Seattle City Council member Jan Drago rejects Crow’s notion that the city has treated the bridge like a hot potato. “The county does own it, and they refuse year after year to finance the rebuilding of it. It’s a problem,” she says.

Drago, who chairs the City Council’s Transportation Committee, says the only reason RTID includes the South Park Bridge is because extra funds were freed up when the viaduct was removed from the package. She says that by working to include the bridge in its list of priority projects, Seattle’s already done more than its part.

“We’ve done them a big favor,” Drago says, adding that all this talk about closing the bridge in two years amounts to a game of chicken. “It’s hard to say what the county will do or whether they’re just posturing—I don’t know. We’re not in any better position to repair it than they are. We’ve got a 20-year backlog. One of our top priorities is the Magnolia Bridge. That’s also about $100 million, and a much higher priority.”

The decision on whether or not to close the bridge is ultimately the county’s decision, says Casey Hanewall, chief of staff at the Seattle Department of Transportation. Still, he says, it provides a critical connection for White Center and other South Seattle neighborhoods, and is especially vital to freight mobility. (The county estimates that the bridge carries about 20,000 vehicles a day, 3,000 of which are trucks moving goods.)

Closing the South Park Bridge would “affect the entire Duwamish Peninsula,” agrees Chris Arkills, a legislative aide to Constantine. “If all the cars that come down [state Route] 509 had to switch over to the First Avenue drawbridge, we’d have a whopper of a traffic problem.”

Dave Gering, executive director of the Manufacturing Industrial Council, says loss of the bridge would be an enormous blow to this blue-collar community. “It’s the role of that bridge to connect the South Park industrial community with the rest of Seattle, and conversely the role of the bridge to connect the rest of Seattle to South Park,” he says. “I don’t think King County would ever dream of doing this if this was a bridge in the Montlake area.”

State Rep. Zack Hudgins, D-Tukwila, who represents South Park in Olympia, is a regular at Monday night karaoke at the County Line, which is part of the sliver by the river at the foot of the bridge. He says not a week goes by that the patrons at the restaurant and lounge don’t corner him and ask what he’s going to do about it. “I think about that bridge constantly. I think about it whenever I’m there,” he says. “You can’t help it. It’s part of the neighborhood.”

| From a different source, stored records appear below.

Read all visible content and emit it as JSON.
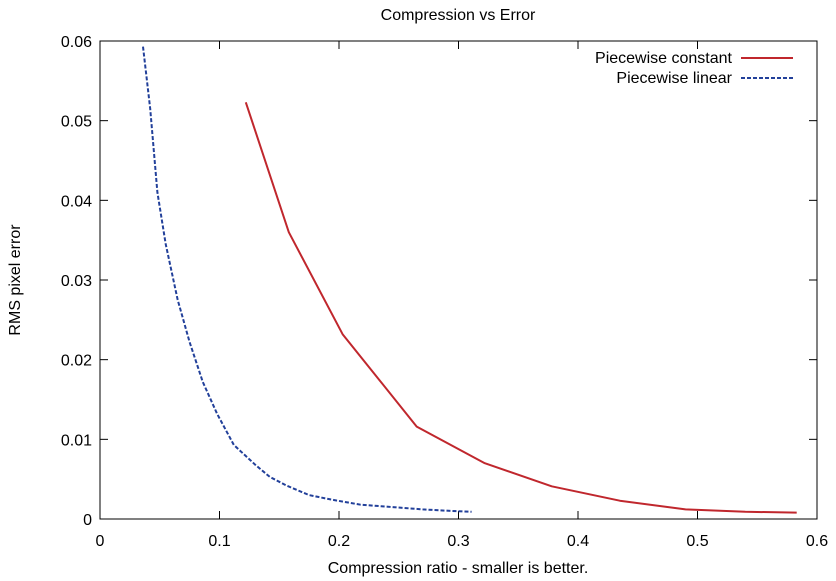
{
  "chart_data": {
    "type": "line",
    "title": "Compression vs Error",
    "xlabel": "Compression ratio - smaller is better.",
    "ylabel": "RMS pixel error",
    "xlim": [
      0,
      0.6
    ],
    "ylim": [
      0,
      0.06
    ],
    "x_ticks": [
      0,
      0.1,
      0.2,
      0.3,
      0.4,
      0.5,
      0.6
    ],
    "x_tick_labels": [
      "0",
      "0.1",
      "0.2",
      "0.3",
      "0.4",
      "0.5",
      "0.6"
    ],
    "y_ticks": [
      0,
      0.01,
      0.02,
      0.03,
      0.04,
      0.05,
      0.06
    ],
    "y_tick_labels": [
      "0",
      "0.01",
      "0.02",
      "0.03",
      "0.04",
      "0.05",
      "0.06"
    ],
    "grid": false,
    "legend_position": "top-right",
    "series": [
      {
        "name": "Piecewise constant",
        "color": "#c0272d",
        "dash": "solid",
        "points": [
          [
            0.122,
            0.0523
          ],
          [
            0.158,
            0.036
          ],
          [
            0.203,
            0.0232
          ],
          [
            0.265,
            0.0116
          ],
          [
            0.322,
            0.007
          ],
          [
            0.378,
            0.0041
          ],
          [
            0.435,
            0.0023
          ],
          [
            0.49,
            0.0012
          ],
          [
            0.54,
            0.0009
          ],
          [
            0.583,
            0.0008
          ]
        ]
      },
      {
        "name": "Piecewise linear",
        "color": "#22409a",
        "dash": "dashed",
        "points": [
          [
            0.036,
            0.0593
          ],
          [
            0.042,
            0.0515
          ],
          [
            0.048,
            0.041
          ],
          [
            0.055,
            0.0345
          ],
          [
            0.065,
            0.0275
          ],
          [
            0.075,
            0.0222
          ],
          [
            0.086,
            0.0172
          ],
          [
            0.098,
            0.0132
          ],
          [
            0.112,
            0.0093
          ],
          [
            0.13,
            0.0068
          ],
          [
            0.142,
            0.0053
          ],
          [
            0.156,
            0.0042
          ],
          [
            0.175,
            0.003
          ],
          [
            0.195,
            0.0024
          ],
          [
            0.218,
            0.0018
          ],
          [
            0.245,
            0.0015
          ],
          [
            0.27,
            0.0012
          ],
          [
            0.295,
            0.001
          ],
          [
            0.311,
            0.0009
          ]
        ]
      }
    ]
  }
}
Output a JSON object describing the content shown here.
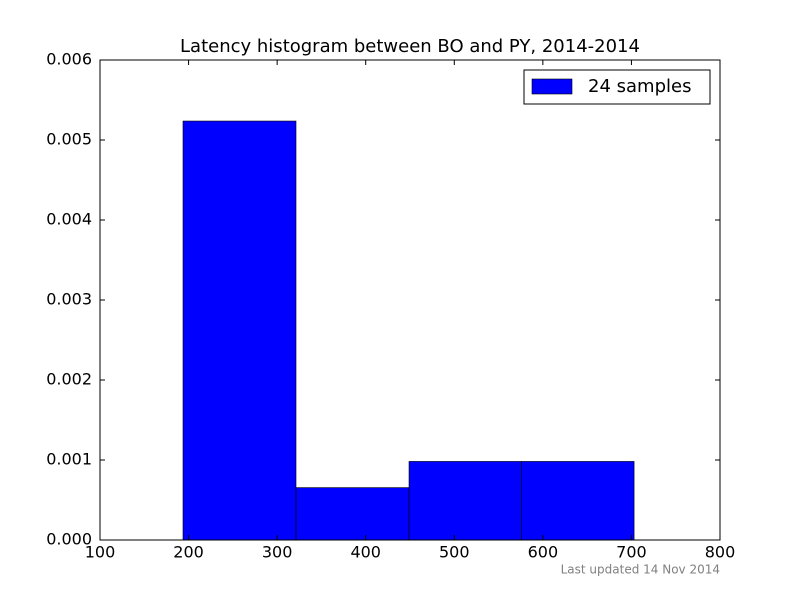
{
  "chart_data": {
    "type": "histogram",
    "title": "Latency histogram between BO and PY, 2014-2014",
    "bins": [
      193.7,
      321.3,
      448.9,
      576.1,
      703.0
    ],
    "series": [
      {
        "name": "24 samples",
        "color": "#0000ff",
        "values": [
          0.005237,
          0.000655,
          0.000982,
          0.000982
        ]
      }
    ],
    "xlim": [
      100,
      800
    ],
    "xticks": [
      100,
      200,
      300,
      400,
      500,
      600,
      700,
      800
    ],
    "ylim": [
      0,
      0.006
    ],
    "yticks": [
      {
        "value": 0,
        "label": "0.000"
      },
      {
        "value": 0.001,
        "label": "0.001"
      },
      {
        "value": 0.002,
        "label": "0.002"
      },
      {
        "value": 0.003,
        "label": "0.003"
      },
      {
        "value": 0.004,
        "label": "0.004"
      },
      {
        "value": 0.005,
        "label": "0.005"
      },
      {
        "value": 0.006,
        "label": "0.006"
      }
    ],
    "legend": "upper right",
    "annotation": "Last updated 14 Nov 2014"
  }
}
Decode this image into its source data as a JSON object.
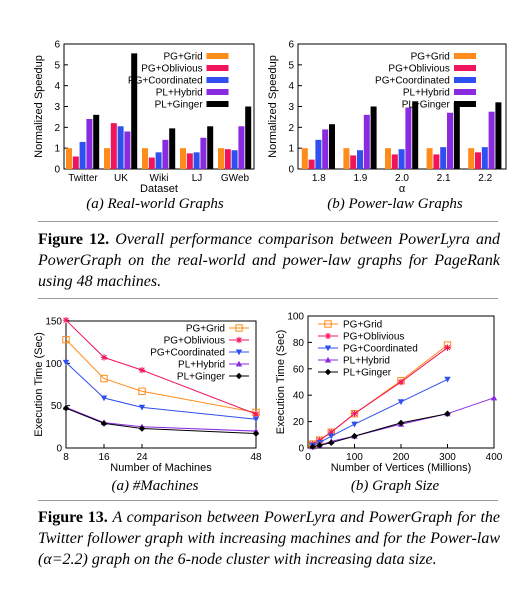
{
  "colors": {
    "PG+Grid": "#ff8c1a",
    "PG+Oblivious": "#f0145a",
    "PG+Coordinated": "#2f4ff0",
    "PL+Hybrid": "#8a2be2",
    "PL+Ginger": "#000000"
  },
  "chart_data": [
    {
      "type": "bar",
      "subtitle": "(a) Real-world Graphs",
      "xlabel": "Dataset",
      "ylabel": "Normalized Speedup",
      "ylim": [
        0,
        6
      ],
      "yticks": [
        "0",
        "1",
        "2",
        "3",
        "4",
        "5",
        "6"
      ],
      "categories": [
        "Twitter",
        "UK",
        "Wiki",
        "LJ",
        "GWeb"
      ],
      "legend": "top-left",
      "series": [
        {
          "name": "PG+Grid",
          "values": [
            1.0,
            1.0,
            1.0,
            1.0,
            1.0
          ]
        },
        {
          "name": "PG+Oblivious",
          "values": [
            0.6,
            2.2,
            0.55,
            0.75,
            0.95
          ]
        },
        {
          "name": "PG+Coordinated",
          "values": [
            1.3,
            2.05,
            0.8,
            0.8,
            0.9
          ]
        },
        {
          "name": "PL+Hybrid",
          "values": [
            2.4,
            1.8,
            1.4,
            1.5,
            2.05
          ]
        },
        {
          "name": "PL+Ginger",
          "values": [
            2.6,
            5.55,
            1.95,
            2.05,
            3.0
          ]
        }
      ]
    },
    {
      "type": "bar",
      "subtitle": "(b) Power-law Graphs",
      "xlabel": "α",
      "ylabel": "Normalized Speedup",
      "ylim": [
        0,
        6
      ],
      "yticks": [
        "0",
        "1",
        "2",
        "3",
        "4",
        "5",
        "6"
      ],
      "categories": [
        "1.8",
        "1.9",
        "2.0",
        "2.1",
        "2.2"
      ],
      "legend": "top-left",
      "series": [
        {
          "name": "PG+Grid",
          "values": [
            1.0,
            1.0,
            1.0,
            1.0,
            1.0
          ]
        },
        {
          "name": "PG+Oblivious",
          "values": [
            0.45,
            0.65,
            0.7,
            0.7,
            0.8
          ]
        },
        {
          "name": "PG+Coordinated",
          "values": [
            1.4,
            0.9,
            0.95,
            1.05,
            1.05
          ]
        },
        {
          "name": "PL+Hybrid",
          "values": [
            1.9,
            2.6,
            2.95,
            2.7,
            2.75
          ]
        },
        {
          "name": "PL+Ginger",
          "values": [
            2.15,
            3.0,
            3.25,
            3.2,
            3.2
          ]
        }
      ]
    },
    {
      "type": "line",
      "subtitle": "(a) #Machines",
      "xlabel": "Number of Machines",
      "ylabel": "Execution Time (Sec)",
      "xlim": [
        8,
        48
      ],
      "ylim": [
        0,
        150
      ],
      "xticks": [
        "8",
        "16",
        "24",
        "48"
      ],
      "yticks": [
        "0",
        "50",
        "100",
        "150"
      ],
      "legend": "top-right",
      "x": [
        8,
        16,
        24,
        48
      ],
      "series": [
        {
          "name": "PG+Grid",
          "values": [
            128,
            82,
            67,
            42
          ]
        },
        {
          "name": "PG+Oblivious",
          "values": [
            151,
            107,
            92,
            40
          ]
        },
        {
          "name": "PG+Coordinated",
          "values": [
            101,
            59,
            48,
            34
          ]
        },
        {
          "name": "PL+Hybrid",
          "values": [
            48,
            30,
            25,
            20
          ]
        },
        {
          "name": "PL+Ginger",
          "values": [
            47,
            29,
            23,
            17
          ]
        }
      ]
    },
    {
      "type": "line",
      "subtitle": "(b) Graph Size",
      "xlabel": "Number of Vertices (Millions)",
      "ylabel": "Execution Time (Sec)",
      "xlim": [
        0,
        400
      ],
      "ylim": [
        0,
        100
      ],
      "xticks": [
        "0",
        "100",
        "200",
        "300",
        "400"
      ],
      "yticks": [
        "0",
        "20",
        "40",
        "60",
        "80",
        "100"
      ],
      "legend": "top-left",
      "x": [
        10,
        25,
        50,
        100,
        200,
        300
      ],
      "series": [
        {
          "name": "PG+Grid",
          "values": [
            3,
            6,
            12,
            26,
            51,
            78
          ]
        },
        {
          "name": "PG+Oblivious",
          "values": [
            3,
            6,
            12,
            26,
            50,
            76
          ]
        },
        {
          "name": "PG+Coordinated",
          "values": [
            2,
            4,
            9,
            18,
            35,
            52
          ]
        },
        {
          "name": "PL+Hybrid",
          "values": [
            1,
            2,
            5,
            9,
            18,
            26
          ]
        },
        {
          "name": "PL+Ginger",
          "values": [
            1,
            2,
            4,
            9,
            19,
            26
          ]
        }
      ],
      "extra_points": [
        {
          "series": "PL+Hybrid",
          "x": 400,
          "y": 38
        }
      ]
    }
  ],
  "captions": {
    "fig12_label": "Figure 12.",
    "fig12_text": "Overall performance comparison between PowerLyra and PowerGraph on the real-world and power-law graphs for PageRank using 48 machines.",
    "fig13_label": "Figure 13.",
    "fig13_text_a": "A comparison between PowerLyra and PowerGraph for the Twitter follower graph with increasing machines and for the Power-law (",
    "fig13_alpha": "α=2.2",
    "fig13_text_b": ") graph on the 6-node cluster with increasing data size."
  }
}
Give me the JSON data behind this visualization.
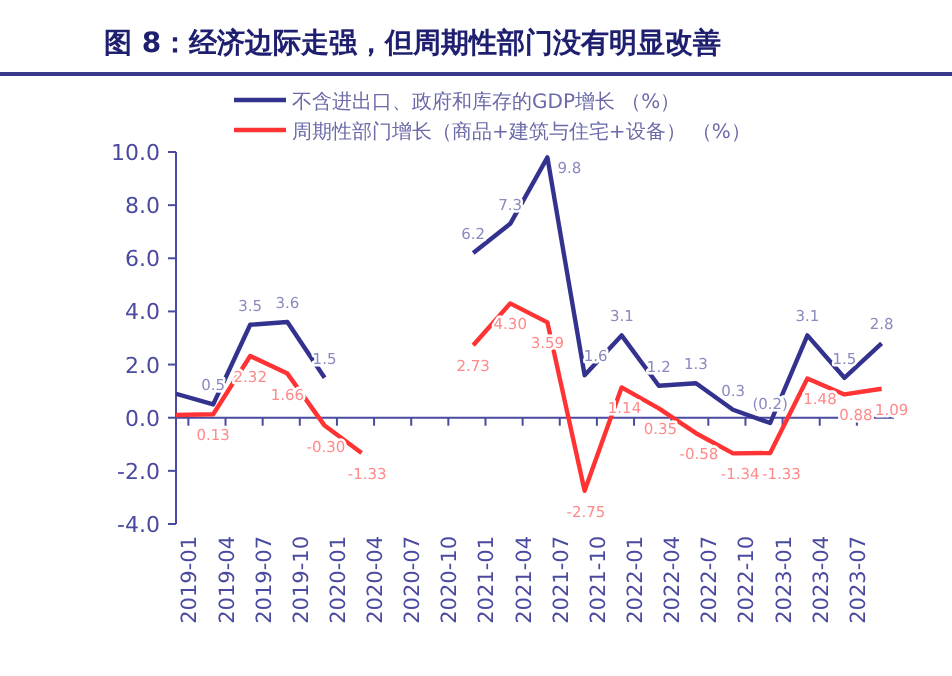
{
  "chart_data": {
    "type": "line",
    "title": "图 8：经济边际走强，但周期性部门没有明显改善",
    "x": [
      "2018-12",
      "2019-03",
      "2019-06",
      "2019-09",
      "2019-12",
      "2020-03",
      "2020-06",
      "2020-09",
      "2020-12",
      "2021-03",
      "2021-06",
      "2021-09",
      "2021-12",
      "2022-03",
      "2022-06",
      "2022-09",
      "2022-12",
      "2023-03",
      "2023-06",
      "2023-09"
    ],
    "series": [
      {
        "name": "不含进出口、政府和库存的GDP增长 （%）",
        "color": "#33338f",
        "values": [
          0.9,
          0.5,
          3.5,
          3.6,
          1.5,
          null,
          null,
          null,
          6.2,
          7.3,
          9.8,
          1.6,
          3.1,
          1.2,
          1.3,
          0.3,
          -0.2,
          3.1,
          1.5,
          2.8
        ],
        "value_labels": [
          null,
          "0.5",
          "3.5",
          "3.6",
          "1.5",
          null,
          null,
          null,
          "6.2",
          "7.3",
          "9.8",
          "1.6",
          "3.1",
          "1.2",
          "1.3",
          "0.3",
          "(0.2)",
          "3.1",
          "1.5",
          "2.8"
        ]
      },
      {
        "name": "周期性部门增长（商品+建筑与住宅+设备）  （%）",
        "color": "#ff3333",
        "values": [
          0.1,
          0.13,
          2.32,
          1.66,
          -0.3,
          -1.33,
          null,
          null,
          2.73,
          4.3,
          3.59,
          -2.75,
          1.14,
          0.35,
          -0.58,
          -1.34,
          -1.33,
          1.48,
          0.88,
          1.09
        ],
        "value_labels": [
          null,
          "0.13",
          "2.32",
          "1.66",
          "-0.30",
          "-1.33",
          null,
          null,
          "2.73",
          "4.30",
          "3.59",
          "-2.75",
          "1.14",
          "0.35",
          "-0.58",
          "-1.34",
          "-1.33",
          "1.48",
          "0.88",
          "1.09"
        ]
      }
    ],
    "xlim": [
      "2018-12",
      "2023-10"
    ],
    "xticks": [
      "2019-01",
      "2019-04",
      "2019-07",
      "2019-10",
      "2020-01",
      "2020-04",
      "2020-07",
      "2020-10",
      "2021-01",
      "2021-04",
      "2021-07",
      "2021-10",
      "2022-01",
      "2022-04",
      "2022-07",
      "2022-10",
      "2023-01",
      "2023-04",
      "2023-07"
    ],
    "ylim": [
      -4,
      10
    ],
    "yticks": [
      {
        "value": 10,
        "label": "10.0"
      },
      {
        "value": 8,
        "label": "8.0"
      },
      {
        "value": 6,
        "label": "6.0"
      },
      {
        "value": 4,
        "label": "4.0"
      },
      {
        "value": 2,
        "label": "2.0"
      },
      {
        "value": 0,
        "label": "0.0"
      },
      {
        "value": -2,
        "label": "-2.0"
      },
      {
        "value": -4,
        "label": "-4.0"
      }
    ],
    "ref_lines": [
      {
        "axis": "y",
        "value": 0,
        "color": "#4a4aa0"
      }
    ],
    "legend": "top"
  }
}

If RTID fails, Hudgins says, everyone will have to “roll up their sleeves” and figure out how to get the bridge fixed. But he’s not promising any sort of bailout at the state level. “Everything’s a possibility,” he says, “but raising gas taxes is unlikely.”

Similarly, Seattle’s Hanewall says the city would “work closely” with King County to replace the bridge should voters reject the RTID package in November, but he also stops short of saying they’d pony up. “We’re hoping RTID passes so this all becomes a moot point,” he says.

For his part, Crow says tearing down the bridge without a replacement would make South Park a ghost town. “The bridge is a complete necessity,” he says. “This place would be deserted without it.”